Of the personnel in the Letters, the most active participant in the war was Sir John Fastolf, who would boost Paston family fortunes by leaving a great deal of property to John Paston (1421-1466). Fastolf wrote a number of letters to Ser (ie Reverend) Thomas Howes, his chaplain, as well as to other associates and to his stepson, Stephen Scrope, from Calais. After his return from France and move to Caister from Southwark, there were an increasing number of letters dealing with Fastolf's business affairs and the collection of rents. His earlier service in France as one of Henry V's chief commanders was represented by those letters which refer to moneys he reckons to be owed from French properties he was given.

In the last years of Fastolf's life, his trust in John Paston as his lawyer grew. Even at Fastolf's death in 1460, John Paston was dealing with matters that harked back to Fastolf's time and his responsibilities in France.

The church of Saint-Jean-au-Marché at Troyes, where it was hoped the marriage of Henry V and Catherine Valois might seal an alliance between England and Burgundy.

The Conflict's End - Almost

The last battle of the Hundred Years' War is generally considered to be that of Castillon in 1453, though there was not an official peace until the Treaty of Picquigny in 1475, at the conclusion of Edward IV's separate French campaign of that year. The Letters passed on such news as the Pastons and their staff obtained as events unfolded; the Lords of the French wars and the politics surrounding the King were regularly passed on. One of the most significant - if not heartfelt - letters is that from William Lomnor in 1450. William de la Pole, Earl (and, from 1448, Duke) of Suffolk, was a statesman and commander in the Hundred Years' War. In 1415, he was seriously wounded at the siege of Harfleur, where his father died from dysentery, while later in the same year his older brother was killed at Agincourt, whereby he acceded to the earldom. Later, back in England, he became very influential in the court of the weak King Henry VI. In this role he also made enemies, and Lomnor wrote to report his execution at sea while being exiled to Calais in 1450.

Reports of other events were included in various letters, such as the French victory at the Battle of Formigny, 1450, also mentioned in Lumnor's letter. These passing comments illustrate the way news travelled around the country at the time. The whereabouts and moves of the influential lords of the realm were also reported.

Mentions of Calais increased in the letters from the years which witnessed the English forces falling back to an increasingly small area of France.

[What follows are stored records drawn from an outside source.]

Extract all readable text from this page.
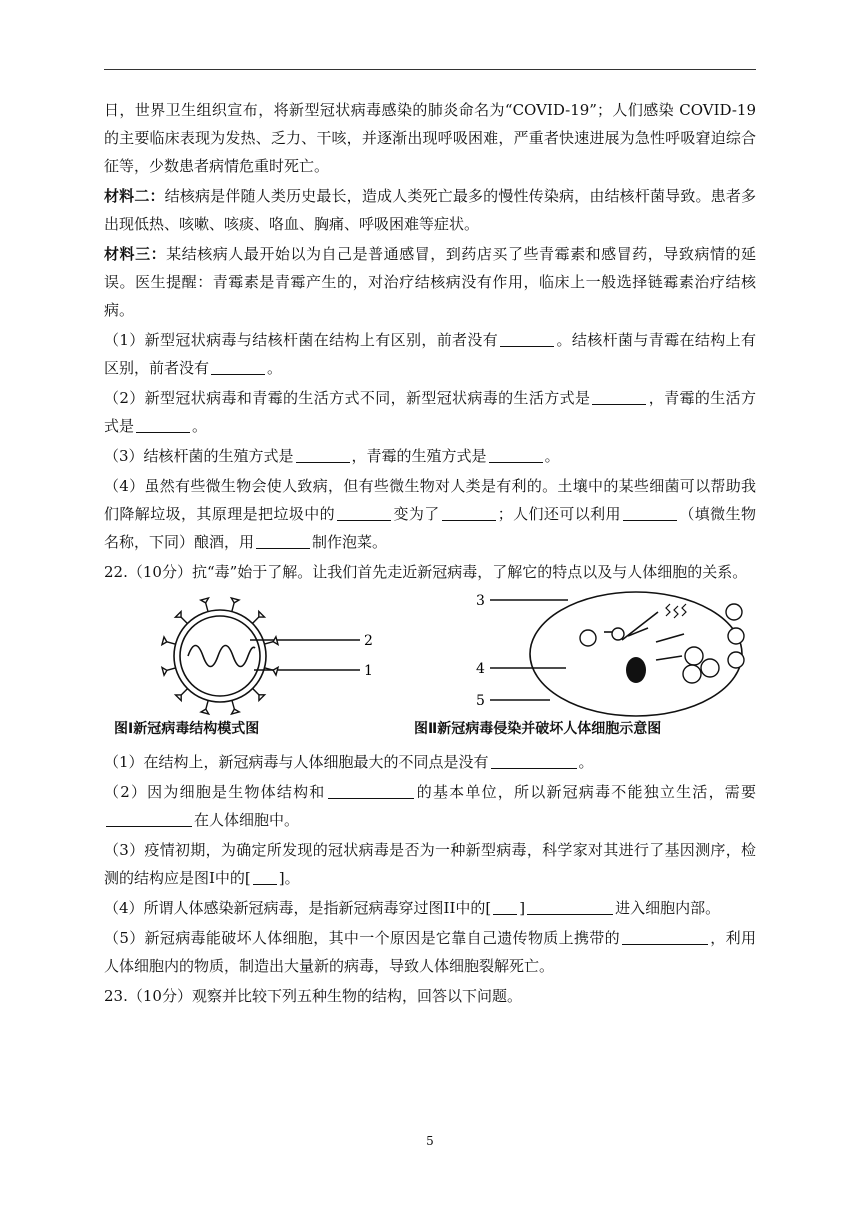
日，世界卫生组织宣布，将新型冠状病毒感染的肺炎命名为“COVID-19”；人们感染 COVID-19 的主要临床表现为发热、乏力、干咳，并逐渐出现呼吸困难，严重者快速进展为急性呼吸窘迫综合征等，少数患者病情危重时死亡。

材料二：结核病是伴随人类历史最长，造成人类死亡最多的慢性传染病，由结核杆菌导致。患者多出现低热、咳嗽、咳痰、咯血、胸痛、呼吸困难等症状。

材料三：某结核病人最开始以为自己是普通感冒，到药店买了些青霉素和感冒药，导致病情的延误。医生提醒：青霉素是青霉产生的，对治疗结核病没有作用，临床上一般选择链霉素治疗结核病。

（1）新型冠状病毒与结核杆菌在结构上有区别，前者没有	。结核杆菌与青霉在结构上有区别，前者没有	。

（2）新型冠状病毒和青霉的生活方式不同，新型冠状病毒的生活方式是	，青霉的生活方式是	。

（3）结核杆菌的生殖方式是	，青霉的生殖方式是	。

（4）虽然有些微生物会使人致病，但有些微生物对人类是有利的。土壤中的某些细菌可以帮助我们降解垃圾，其原理是把垃圾中的	变为了	；人们还可以利用	（填微生物名称，下同）酿酒，用	制作泡菜。

22.（10分）抗“毒”始于了解。让我们首先走近新冠病毒，了解它的特点以及与人体细胞的关系。

2
1
3
4
5
图Ⅰ新冠病毒结构模式图	图Ⅱ新冠病毒侵染并破坏人体细胞示意图

（1）在结构上，新冠病毒与人体细胞最大的不同点是没有	。

（2）因为细胞是生物体结构和	的基本单位，所以新冠病毒不能独立生活，需要在人体细胞中。

（3）疫情初期，为确定所发现的冠状病毒是否为一种新型病毒，科学家对其进行了基因测序，检测的结构应是图I中的[ ]。

（4）所谓人体感染新冠病毒，是指新冠病毒穿过图II中的[ ]	进入细胞内部。

（5）新冠病毒能破坏人体细胞，其中一个原因是它靠自己遗传物质上携带的	，利用人体细胞内的物质，制造出大量新的病毒，导致人体细胞裂解死亡。

23.（10分）观察并比较下列五种生物的结构，回答以下问题。

5
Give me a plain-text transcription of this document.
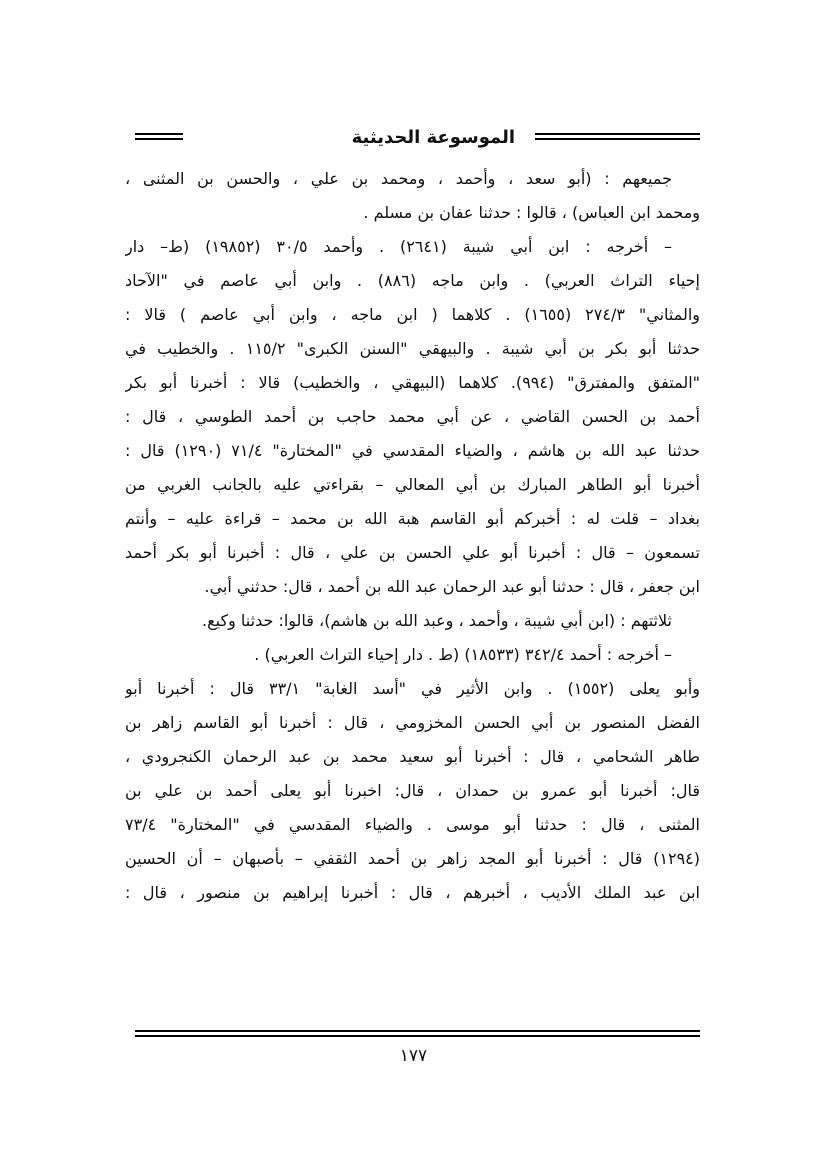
الموسوعة الحديثية
جميعهم : (أبو سعد ، وأحمد ، ومحمد بن علي ، والحسن بن المثنى ،
ومحمد ابن العباس) ، قالوا : حدثنا عفان بن مسلم .
– أخرجه : ابن أبي شيبة (٢٦٤١) . وأحمد ٣٠/٥ (١٩٨٥٢) (ط– دار
إحياء التراث العربي) . وابن ماجه (٨٨٦) . وابن أبي عاصم في "الآحاد
والمثاني" ٢٧٤/٣ (١٦٥٥) . كلاهما ( ابن ماجه ، وابن أبي عاصم ) قالا :
حدثنا أبو بكر بن أبي شيبة . والبيهقي "السنن الكبرى" ١١٥/٢ . والخطيب في
"المتفق والمفترق" (٩٩٤). كلاهما (البيهقي ، والخطيب) قالا : أخبرنا أبو بكر
أحمد بن الحسن القاضي ، عن أبي محمد حاجب بن أحمد الطوسي ، قال :
حدثنا عبد الله بن هاشم ، والضياء المقدسي في "المختارة" ٧١/٤ (١٢٩٠) قال :
أخبرنا أبو الطاهر المبارك بن أبي المعالي – بقراءتي عليه بالجانب الغربي من
بغداد – قلت له : أخبركم أبو القاسم هبة الله بن محمد – قراءة عليه – وأنتم
تسمعون – قال : أخبرنا أبو علي الحسن بن علي ، قال : أخبرنا أبو بكر أحمد
ابن جعفر ، قال : حدثنا أبو عبد الرحمان عبد الله بن أحمد ، قال: حدثني أبي.
ثلاثتهم : (ابن أبي شيبة ، وأحمد ، وعبد الله بن هاشم)، قالوا: حدثنا وكيع.
– أخرجه : أحمد ٣٤٢/٤ (١٨٥٣٣) (ط . دار إحياء التراث العربي) .
وأبو يعلى (١٥٥٢) . وابن الأثير في "أسد الغابة" ٣٣/١ قال : أخبرنا أبو
الفضل المنصور بن أبي الحسن المخزومي ، قال : أخبرنا أبو القاسم زاهر بن
طاهر الشحامي ، قال : أخبرنا أبو سعيد محمد بن عبد الرحمان الكنجرودي ،
قال: أخبرنا أبو عمرو بن حمدان ، قال: اخبرنا أبو يعلى أحمد بن علي بن
المثنى ، قال : حدثنا أبو موسى . والضياء المقدسي في "المختارة" ٧٣/٤
(١٢٩٤) قال : أخبرنا أبو المجد زاهر بن أحمد الثقفي – بأصبهان – أن الحسين
ابن عبد الملك الأديب ، أخبرهم ، قال : أخبرنا إبراهيم بن منصور ، قال :
١٧٧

With the rule of law breaking down in England under the weak king, there was still occasion to append news from France, with barely a foot of land now under English rule in Normandy, Cherbourg lost and a siege expected in Calais.

The Brothers John Post-War

It was after the final fighting of the Hundred Years' War that we find the brothers John Paston hoping to meet in Calais. It would be nearly a century later, in 1558, before this last outpost of England across the Channel would fall to France.